Wireless IDS products from AirDefense (read our AirDefense review) and AirMagnet (read our AirMagnet review) do a wonderful job of exorcising wireless demons, but they’re expensive. A competing solution from Network Chemistry, called RFprotect, promises to do the job for much less. RFprotect isn’t the end-all, be-all of wireless network protection, but it can help mitigate problems and provide good visibility into your network at a reasonable price.
Not pretty, but effective
The RFprotect solution consists of a management server, a client console, and wireless sensors. While RFprotect’s sensors aren’t the prettiest gear on the Wi-Fi landscape, they are effective. Using a radio chip set similar to that found in the sensors from AirMagnet and AirDefense, the RFprotect sensor did a comparable job of finding wireless access points in my lab and elsewhere in the surrounding area.
I installed both the management server and the client on the same Windows-based machine. I also installed the optional RFshield. Using something akin to the Fatajack denial-of-authentication technique, RFshield can isolate either an AP or a client, preventing connections for any specified length of time. The default is an extensive 48 hours.
RFprotect’s SensorManager is also worth a quick mention. Similar to a more streamlined application offered by Red-M (read our review of Red-M Red Detect), SensorManager makes finding scores of wireless sensors as easy as clicking a button. SensorManager is also used to update sensor firmware and configure sensor attributes, such as name and channel settings.
No custom rules and policies
Enforcing policy compliance is extremely important on any network, but especially on wireless LANs. Here RFprotect falls short of AirDefense and AirMagnet. Although it can alert you to the presence of rogue devices, probes, DoS attacks, the use of weak WEP authentication, and other threats, you cannot create custom rules to enforce your own security policies. Network Chemistry says the next version will include a point-and-click tool for doing so. In addition to detecting rogue devices, RFprotect can triangulate their locations from AP signal strength.

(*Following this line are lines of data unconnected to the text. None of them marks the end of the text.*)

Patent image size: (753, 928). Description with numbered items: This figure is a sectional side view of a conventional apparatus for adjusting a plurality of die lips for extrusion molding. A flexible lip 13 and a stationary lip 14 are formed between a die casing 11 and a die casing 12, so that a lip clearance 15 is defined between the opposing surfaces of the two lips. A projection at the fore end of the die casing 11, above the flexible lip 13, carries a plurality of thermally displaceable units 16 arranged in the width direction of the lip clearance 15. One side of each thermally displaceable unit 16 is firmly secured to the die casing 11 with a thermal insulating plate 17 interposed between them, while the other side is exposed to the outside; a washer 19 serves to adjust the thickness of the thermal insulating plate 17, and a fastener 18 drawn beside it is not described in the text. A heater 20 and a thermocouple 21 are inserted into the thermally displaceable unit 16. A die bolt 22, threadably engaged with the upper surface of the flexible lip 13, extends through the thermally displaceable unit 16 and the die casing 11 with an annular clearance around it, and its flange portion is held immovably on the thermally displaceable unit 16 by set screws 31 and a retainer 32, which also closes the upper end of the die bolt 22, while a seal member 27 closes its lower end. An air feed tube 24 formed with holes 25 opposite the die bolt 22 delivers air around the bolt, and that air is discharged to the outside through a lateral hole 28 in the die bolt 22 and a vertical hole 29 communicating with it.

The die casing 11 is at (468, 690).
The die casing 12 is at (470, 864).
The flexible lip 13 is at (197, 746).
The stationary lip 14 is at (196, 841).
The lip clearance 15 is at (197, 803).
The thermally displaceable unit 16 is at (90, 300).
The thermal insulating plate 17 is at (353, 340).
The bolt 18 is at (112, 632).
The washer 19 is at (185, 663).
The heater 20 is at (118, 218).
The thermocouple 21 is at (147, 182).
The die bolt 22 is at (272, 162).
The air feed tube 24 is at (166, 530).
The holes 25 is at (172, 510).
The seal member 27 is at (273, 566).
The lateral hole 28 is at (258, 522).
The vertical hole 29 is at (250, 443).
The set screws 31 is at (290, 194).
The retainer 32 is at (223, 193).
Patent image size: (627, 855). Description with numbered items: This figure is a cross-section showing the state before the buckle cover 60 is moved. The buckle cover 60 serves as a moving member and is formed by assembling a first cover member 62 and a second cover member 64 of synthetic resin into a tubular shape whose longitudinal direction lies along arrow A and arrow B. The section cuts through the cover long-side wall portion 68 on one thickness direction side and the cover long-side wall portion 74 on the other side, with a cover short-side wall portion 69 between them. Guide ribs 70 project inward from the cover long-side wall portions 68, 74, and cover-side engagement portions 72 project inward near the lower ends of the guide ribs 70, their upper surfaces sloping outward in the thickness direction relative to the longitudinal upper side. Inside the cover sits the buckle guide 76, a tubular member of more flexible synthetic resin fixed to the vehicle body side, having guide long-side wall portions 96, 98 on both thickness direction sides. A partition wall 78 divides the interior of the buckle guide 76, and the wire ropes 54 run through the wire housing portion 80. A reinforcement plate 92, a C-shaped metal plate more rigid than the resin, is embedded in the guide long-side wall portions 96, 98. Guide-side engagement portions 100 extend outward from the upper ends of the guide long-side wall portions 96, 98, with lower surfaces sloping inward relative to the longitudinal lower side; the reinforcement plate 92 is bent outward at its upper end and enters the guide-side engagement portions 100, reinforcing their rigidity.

RFprotect’s tabbed console interface covers all the bases. At first glance, the real-time dashboard seems simplistic, especially compared to the industrial-strength model in AirDefense. But while understated, it hits all the right points and presents a good array of wireless statistics.
Click a tab for details on the network, alerts, and radio environment. The Network tab lists wireless AP and client specifics that include the SSID (service set identifier), channel, packet rate, when the device was last seen, and its named location. The Alerts tab displays a correlative listing of devices and events, along with colour-coded alerts indicating the potential severity of a problem. The RF Environment screen graphically displays spectrum usage and signal-to-noise ratios, and, in a nice touch, also includes a panel presenting the sensor scanning frequency of the multiple 802.11 channels.
Finally, the reporting options are fairly detailed, with a number of different reports that can be run on gathered statistics. Those of particular interest include a report section with HIPAA and other compliance reports.
Network Chemistry’s offering won’t win design awards for its sensor or its graphical front end, but it will save you money when it comes to protecting your wireless network. And although it isn’t as rich or polished as AirDefense or AirMagnet, it gets the job done, won’t take an overwhelming amount of training to learn, and leaves some room in the budget for other pressing needs.
The RFprotect wireless protection system lacks some of the sophistication of competing solutions from AirDefense and AirMagnet but provides the necessary WLAN monitoring and policy enforcement capabilities at a dramatically lower price. Cost-conscious network managers should take a look.